Processing pipelines
The processing pipelines provided out-of-the-box by the Data Factory enable an
automated processing of data made available to MIP Local or MIP Federated.
Overview of all pipelines
graph LR
data_in(Anonymised data from Data Capture or other sources)
data_out(Research-grade data)
reorg_pipeline> Reorganisation pipeline]
ehr_pipeline> EHR curation pipeline]
metadata_pipeline> Metadata curation pipeline]
preprocessing_pipeline> MRI pre-processing and feature extraction pipeline]
normalisation_pipeline> Normalisation and data export pipeline]
data_in --> reorg_pipeline
reorg_pipeline --> ehr_pipeline
reorg_pipeline --> metadata_pipeline
reorg_pipeline --> preprocessing_pipeline
ehr_pipeline --> normalisation_pipeline
metadata_pipeline --> normalisation_pipeline
preprocessing_pipeline --> normalisation_pipeline
normalisation_pipeline --> data_out
Reorganisation pipeline
This pipeline takes data organised on the disk in its original format and reorganise it into
something that fits the layout expected by the following pipelines (EHR, pre-processing, metadata).
graph LR
data_in(Anonymised data from Data Capture or other sources)
data_out(Reorganised data)
processing> Reorganisation of MRI scans and EHR data]
data_in --> processing
processing --> data_out
EHR curation pipeline
This pipeline captures as many variables as possible from the patient records and stores the
data into a database compliant with I2B2 schema (‘I2B2 capture’ database)
graph LR
data_in(CSV files or other files containing EHR data)
data_out(I2B2 capture database)
processing> ETL with light mapping of EHR data to I2B2 schema]
data_in --> processing
processing --> data_out
This pipeline collects the information associated with MRI scans and present either in
DICOM headers or in associated metadata files and stores in into the (‘I2B2 capture’ database)
graph LR
data_in(Metadata extracted from MRI scans)
data_out(I2B2 capture database)
processing> ETL with light mapping of metadata to I2B2 schema]
data_in --> processing
processing --> data_out
MRI pre-processing and feature extraction pipeline
This pipeline takes MRI data organised following the directory structure /PatientID/StudyID/SeriesProtocol/SeriesID/
and applies a series of processing steps on it, including:
- Conversion from DICOM to Nifti
- Neuromorphometric pipeline
- Quality control
For each step, data provenance is tracked and stored in a ‘Data Catalog’ database.
graph LR
data_in(MRI scans)
data_out(Features stored into 'I2B2 capture' database)
processing> Neuromorphometric pipeline + quality control + provenance]
data_in --> processing
processing --> data_out
Normalisation and data export pipeline
This pipeline is triggered on a patient record when there is enough information collected
(both EHR and biomarkers from MRI are required).
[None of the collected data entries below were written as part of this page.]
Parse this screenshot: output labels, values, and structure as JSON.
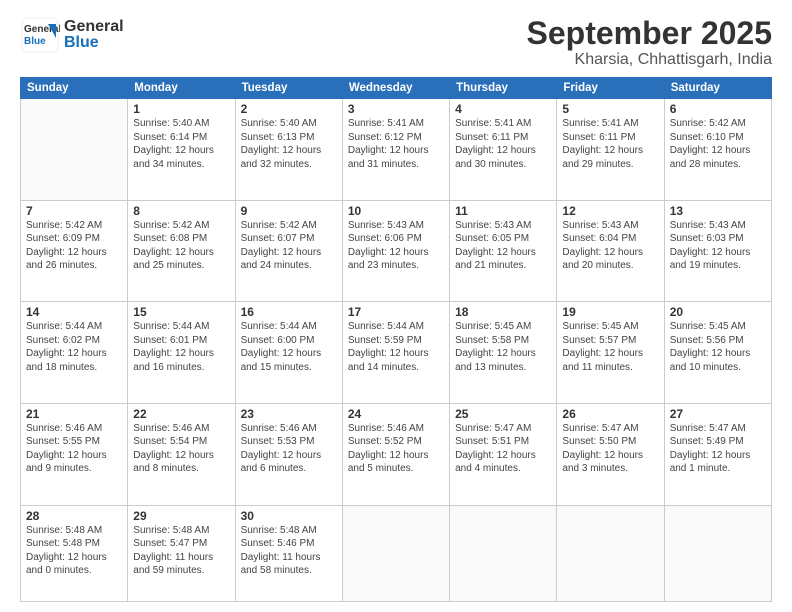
{
  "header": {
    "logo": {
      "general": "General",
      "blue": "Blue"
    },
    "title": "September 2025",
    "location": "Kharsia, Chhattisgarh, India"
  },
  "calendar": {
    "days_of_week": [
      "Sunday",
      "Monday",
      "Tuesday",
      "Wednesday",
      "Thursday",
      "Friday",
      "Saturday"
    ],
    "weeks": [
      [
        {
          "day": "",
          "info": ""
        },
        {
          "day": "1",
          "info": "Sunrise: 5:40 AM\nSunset: 6:14 PM\nDaylight: 12 hours\nand 34 minutes."
        },
        {
          "day": "2",
          "info": "Sunrise: 5:40 AM\nSunset: 6:13 PM\nDaylight: 12 hours\nand 32 minutes."
        },
        {
          "day": "3",
          "info": "Sunrise: 5:41 AM\nSunset: 6:12 PM\nDaylight: 12 hours\nand 31 minutes."
        },
        {
          "day": "4",
          "info": "Sunrise: 5:41 AM\nSunset: 6:11 PM\nDaylight: 12 hours\nand 30 minutes."
        },
        {
          "day": "5",
          "info": "Sunrise: 5:41 AM\nSunset: 6:11 PM\nDaylight: 12 hours\nand 29 minutes."
        },
        {
          "day": "6",
          "info": "Sunrise: 5:42 AM\nSunset: 6:10 PM\nDaylight: 12 hours\nand 28 minutes."
        }
      ],
      [
        {
          "day": "7",
          "info": "Sunrise: 5:42 AM\nSunset: 6:09 PM\nDaylight: 12 hours\nand 26 minutes."
        },
        {
          "day": "8",
          "info": "Sunrise: 5:42 AM\nSunset: 6:08 PM\nDaylight: 12 hours\nand 25 minutes."
        },
        {
          "day": "9",
          "info": "Sunrise: 5:42 AM\nSunset: 6:07 PM\nDaylight: 12 hours\nand 24 minutes."
        },
        {
          "day": "10",
          "info": "Sunrise: 5:43 AM\nSunset: 6:06 PM\nDaylight: 12 hours\nand 23 minutes."
        },
        {
          "day": "11",
          "info": "Sunrise: 5:43 AM\nSunset: 6:05 PM\nDaylight: 12 hours\nand 21 minutes."
        },
        {
          "day": "12",
          "info": "Sunrise: 5:43 AM\nSunset: 6:04 PM\nDaylight: 12 hours\nand 20 minutes."
        },
        {
          "day": "13",
          "info": "Sunrise: 5:43 AM\nSunset: 6:03 PM\nDaylight: 12 hours\nand 19 minutes."
        }
      ],
      [
        {
          "day": "14",
          "info": "Sunrise: 5:44 AM\nSunset: 6:02 PM\nDaylight: 12 hours\nand 18 minutes."
        },
        {
          "day": "15",
          "info": "Sunrise: 5:44 AM\nSunset: 6:01 PM\nDaylight: 12 hours\nand 16 minutes."
        },
        {
          "day": "16",
          "info": "Sunrise: 5:44 AM\nSunset: 6:00 PM\nDaylight: 12 hours\nand 15 minutes."
        },
        {
          "day": "17",
          "info": "Sunrise: 5:44 AM\nSunset: 5:59 PM\nDaylight: 12 hours\nand 14 minutes."
        },
        {
          "day": "18",
          "info": "Sunrise: 5:45 AM\nSunset: 5:58 PM\nDaylight: 12 hours\nand 13 minutes."
        },
        {
          "day": "19",
          "info": "Sunrise: 5:45 AM\nSunset: 5:57 PM\nDaylight: 12 hours\nand 11 minutes."
        },
        {
          "day": "20",
          "info": "Sunrise: 5:45 AM\nSunset: 5:56 PM\nDaylight: 12 hours\nand 10 minutes."
        }
      ],
      [
        {
          "day": "21",
          "info": "Sunrise: 5:46 AM\nSunset: 5:55 PM\nDaylight: 12 hours\nand 9 minutes."
        },
        {
          "day": "22",
          "info": "Sunrise: 5:46 AM\nSunset: 5:54 PM\nDaylight: 12 hours\nand 8 minutes."
        },
        {
          "day": "23",
          "info": "Sunrise: 5:46 AM\nSunset: 5:53 PM\nDaylight: 12 hours\nand 6 minutes."
        },
        {
          "day": "24",
          "info": "Sunrise: 5:46 AM\nSunset: 5:52 PM\nDaylight: 12 hours\nand 5 minutes."
        },
        {
          "day": "25",
          "info": "Sunrise: 5:47 AM\nSunset: 5:51 PM\nDaylight: 12 hours\nand 4 minutes."
        },
        {
          "day": "26",
          "info": "Sunrise: 5:47 AM\nSunset: 5:50 PM\nDaylight: 12 hours\nand 3 minutes."
        },
        {
          "day": "27",
          "info": "Sunrise: 5:47 AM\nSunset: 5:49 PM\nDaylight: 12 hours\nand 1 minute."
        }
      ],
      [
        {
          "day": "28",
          "info": "Sunrise: 5:48 AM\nSunset: 5:48 PM\nDaylight: 12 hours\nand 0 minutes."
        },
        {
          "day": "29",
          "info": "Sunrise: 5:48 AM\nSunset: 5:47 PM\nDaylight: 11 hours\nand 59 minutes."
        },
        {
          "day": "30",
          "info": "Sunrise: 5:48 AM\nSunset: 5:46 PM\nDaylight: 11 hours\nand 58 minutes."
        },
        {
          "day": "",
          "info": ""
        },
        {
          "day": "",
          "info": ""
        },
        {
          "day": "",
          "info": ""
        },
        {
          "day": "",
          "info": ""
        }
      ]
    ]
  }
}
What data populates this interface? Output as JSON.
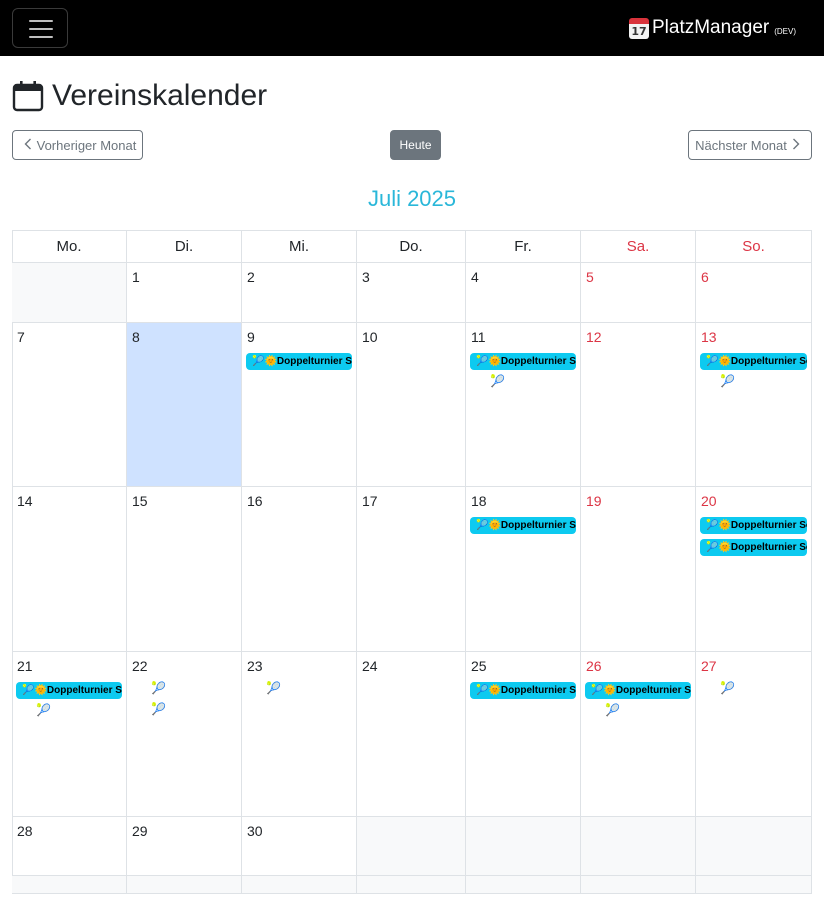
{
  "navbar": {
    "toggle_icon": "hamburger-icon",
    "brand_icon": "calendar-icon",
    "brand_icon_month": "July",
    "brand_icon_day": "17",
    "brand_name": "PlatzManager",
    "brand_tag": "(DEV)"
  },
  "page": {
    "title_icon": "calendar-icon",
    "title": "Vereinskalender"
  },
  "nav": {
    "prev_label": "Vorheriger Monat",
    "today_label": "Heute",
    "next_label": "Nächster Monat",
    "prev_icon": "chevron-left-icon",
    "next_icon": "chevron-right-icon"
  },
  "calendar": {
    "month_title": "Juli 2025",
    "accent_color": "#2ab7d9",
    "event_color": "#0dcaf0",
    "today_color": "#cfe2ff",
    "weekend_color": "#dc3545",
    "weekdays": [
      "Mo.",
      "Di.",
      "Mi.",
      "Do.",
      "Fr.",
      "Sa.",
      "So."
    ],
    "event_title": "🎾🌞Doppelturnier Sommer",
    "event_icon": "tennis-racket-icon",
    "today_day": 8,
    "weeks": [
      [
        {
          "day": "",
          "other": true,
          "events": [],
          "rackets": 0
        },
        {
          "day": "1",
          "events": [],
          "rackets": 0
        },
        {
          "day": "2",
          "events": [],
          "rackets": 0
        },
        {
          "day": "3",
          "events": [],
          "rackets": 0
        },
        {
          "day": "4",
          "events": [],
          "rackets": 0
        },
        {
          "day": "5",
          "weekend": true,
          "events": [],
          "rackets": 0
        },
        {
          "day": "6",
          "weekend": true,
          "events": [],
          "rackets": 0
        }
      ],
      [
        {
          "day": "7",
          "events": [],
          "rackets": 0
        },
        {
          "day": "8",
          "today": true,
          "events": [],
          "rackets": 0
        },
        {
          "day": "9",
          "events": [
            "Doppelturnier Sommer"
          ],
          "rackets": 0
        },
        {
          "day": "10",
          "events": [],
          "rackets": 0
        },
        {
          "day": "11",
          "events": [
            "Doppelturnier Sommer"
          ],
          "rackets": 1
        },
        {
          "day": "12",
          "weekend": true,
          "events": [],
          "rackets": 0
        },
        {
          "day": "13",
          "weekend": true,
          "events": [
            "Doppelturnier Sommer"
          ],
          "rackets": 1
        }
      ],
      [
        {
          "day": "14",
          "events": [],
          "rackets": 0
        },
        {
          "day": "15",
          "events": [],
          "rackets": 0
        },
        {
          "day": "16",
          "events": [],
          "rackets": 0
        },
        {
          "day": "17",
          "events": [],
          "rackets": 0
        },
        {
          "day": "18",
          "events": [
            "Doppelturnier Sommer"
          ],
          "rackets": 0
        },
        {
          "day": "19",
          "weekend": true,
          "events": [],
          "rackets": 0
        },
        {
          "day": "20",
          "weekend": true,
          "events": [
            "Doppelturnier Sommer",
            "Doppelturnier Sommer"
          ],
          "rackets": 0
        }
      ],
      [
        {
          "day": "21",
          "events": [
            "Doppelturnier Sommer"
          ],
          "rackets": 1
        },
        {
          "day": "22",
          "events": [],
          "rackets": 2
        },
        {
          "day": "23",
          "events": [],
          "rackets": 1
        },
        {
          "day": "24",
          "events": [],
          "rackets": 0
        },
        {
          "day": "25",
          "events": [
            "Doppelturnier Sommer"
          ],
          "rackets": 0
        },
        {
          "day": "26",
          "weekend": true,
          "events": [
            "Doppelturnier Sommer"
          ],
          "rackets": 1
        },
        {
          "day": "27",
          "weekend": true,
          "events": [],
          "rackets": 1
        }
      ],
      [
        {
          "day": "28",
          "events": [],
          "rackets": 0
        },
        {
          "day": "29",
          "events": [],
          "rackets": 0
        },
        {
          "day": "30",
          "events": [],
          "rackets": 0
        },
        {
          "day": "",
          "other": true,
          "events": [],
          "rackets": 0
        },
        {
          "day": "",
          "other": true,
          "events": [],
          "rackets": 0
        },
        {
          "day": "",
          "other": true,
          "events": [],
          "rackets": 0
        },
        {
          "day": "",
          "other": true,
          "events": [],
          "rackets": 0
        }
      ],
      [
        {
          "day": "",
          "other": true,
          "events": [],
          "rackets": 0
        },
        {
          "day": "",
          "other": true,
          "events": [],
          "rackets": 0
        },
        {
          "day": "",
          "other": true,
          "events": [],
          "rackets": 0
        },
        {
          "day": "",
          "other": true,
          "events": [],
          "rackets": 0
        },
        {
          "day": "",
          "other": true,
          "events": [],
          "rackets": 0
        },
        {
          "day": "",
          "other": true,
          "events": [],
          "rackets": 0
        },
        {
          "day": "",
          "other": true,
          "events": [],
          "rackets": 0
        }
      ]
    ]
  }
}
It uses the data mapping and transformation
specifications provided by the DGDS committee to select the variables of interest and normalise
them into the MIP Common Data Elements reference.
graph LR
data_in('I2B2 capture' database)
data_normalised('I2B2 MIP CDE' database)
data_out(Features table containing research-grade data)
processing> Selection of variables and normalisation]
export> Export MIP CDE variables and other variables to a Features table]
data_in --> processing
processing --> data_normalised
data_normalised --> export
export --> data_out
This pipeline provides the final results produced by the Data Factory.
From Data Factory output specifications
The ouput of Data Factory is a set of research-grade data containing the biomarkers extracted
from MRI scans and the variables extracted from the patient (or research subject) EHR records.
This information is sent to the Hospital Database and provided to the
machine learning and statistical analysis algorithms of the Algorithm Factory
as well as the distributed queries when the instance of
MIP at a hospital is connected to the Federation.